There’s a game and we all understand it. There are VERY SERIOUS PERSONS. Very serious persons are allowed to (carefully) contribute to THE AGENDA and perhaps even reach the notice of SENIOR FIGURES and THE GREY EMINENCES. To some degree, it really does work like this. To some degree, it doesn’t. I don’t think that AI risk concerns will be better served if we play exactly this game by exactly these rules, but pretending the game doesn’t exist won’t help.
I am not, to be clear, endorsing the ‘avoid inessential weirdness’ line. I think that line only serves to make autistic people self-conscious. I am proposing something much more moderate. A handful of the most prominent AI risk people should avoid saying anything too controversial about politics unless it is absolutely necessary to a point they must make in their capacity as AI risk theoreticians and advocates
There’s a selection effect working against this. The people who tend to become public figures have a flare for the outrageous. Fame isn’t easy to find, everyone makes their own path to it, and you usually don’t get there by living quietly. However, becoming famous through among other things, writing Harry Potter Fan Fiction doesn’t mean you should say stuff like: “I am opposed to almost all regulation except AI regulation” or words to that effect.
Outside the directly political, similar points apply to tying your reputational flag to the guy working with one of the riskiest assets (cryptocurrency) in a pretty risky area (exchanges) who was giving off signals of psychological instability.
And yes, I am aware that my headline example is essentially totally undermined by the fact that Nick Bostrom wasn’t an AI risk bigwig in the nineties. However, plenty of people are screwing around NOW.
A final point, and one I’ve made before. One thing I find genuinely astonishing about the handful of AI risk people who have dabbled with HBD bollocks is this: By your own lights, it doesn’t matter much. Purely human history is coming to an end very soon, so why would you bother with human-biodiversity scientific racism, even if it were true?
EDIT: I treat the fact that Nick said this in 1995 a bit flippantly in the essay. The more serious point is that it's still a demonstration of the dangers for a movement propelled by expertise of going outside the Overton window.
To be fair to Bostrom, he wasn’t prominent in 1995.
I'm not sure I can get behind this, at least not fully. Not only was Bostrom not prominent then, he probably wasn't as focused on ASI in 1995 as he was in 2015 or even 2005 and also had no way of knowing he would be short of a crystal ball.

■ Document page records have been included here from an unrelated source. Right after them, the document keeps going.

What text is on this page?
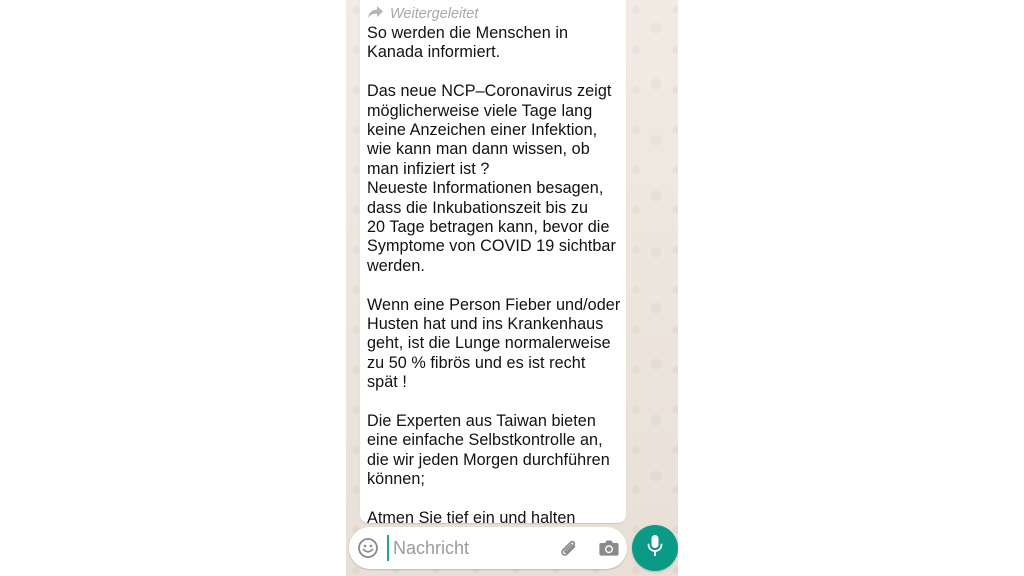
Weitergeleitet

So werden die Menschen in
Kanada informiert.

Das neue NCP–Coronavirus zeigt
möglicherweise viele Tage lang
keine Anzeichen einer Infektion,
wie kann man dann wissen, ob
man infiziert ist ?
Neueste Informationen besagen,
dass die Inkubationszeit bis zu
20 Tage betragen kann, bevor die
Symptome von COVID 19 sichtbar
werden.

Wenn eine Person Fieber und/oder
Husten hat und ins Krankenhaus
geht, ist die Lunge normalerweise
zu 50 % fibrös und es ist recht
spät !

Die Experten aus Taiwan bieten
eine einfache Selbstkontrolle an,
die wir jeden Morgen durchführen
können;

Atmen Sie tief ein und halten

Nachricht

If you have no idea what you're going to do with your life, then this essay's logic suggests that you have to comport yourself blandly at all times for career safety, and then pick one career and stay in your lane at all costs. A chilling effect of that magnitude, from the youngest of ages, risks steeping entire generations in groupthink in all arenas, not just ones where we would like as many people to be on the same page as possible. It's punishing people for not knowing in advance which way the winds of change will blow.
I think there's a balance between the cruelty of The Internet Never Forgets and the necessity of unearthing (and being able to unearth) rot in our midst like Richard Hanania. You could argue that Bostrom deserved flak for writing racist screeds in 1995, but I'd suggest that unless his views had clearly not evolved (like Hanania's clearly haven't) then maybe don't take the Future of Humanity Institute down with him.
But it also would have been a good idea for them to reply to that dashing youngish postgraduate philosopher, and shame on them for not doing so.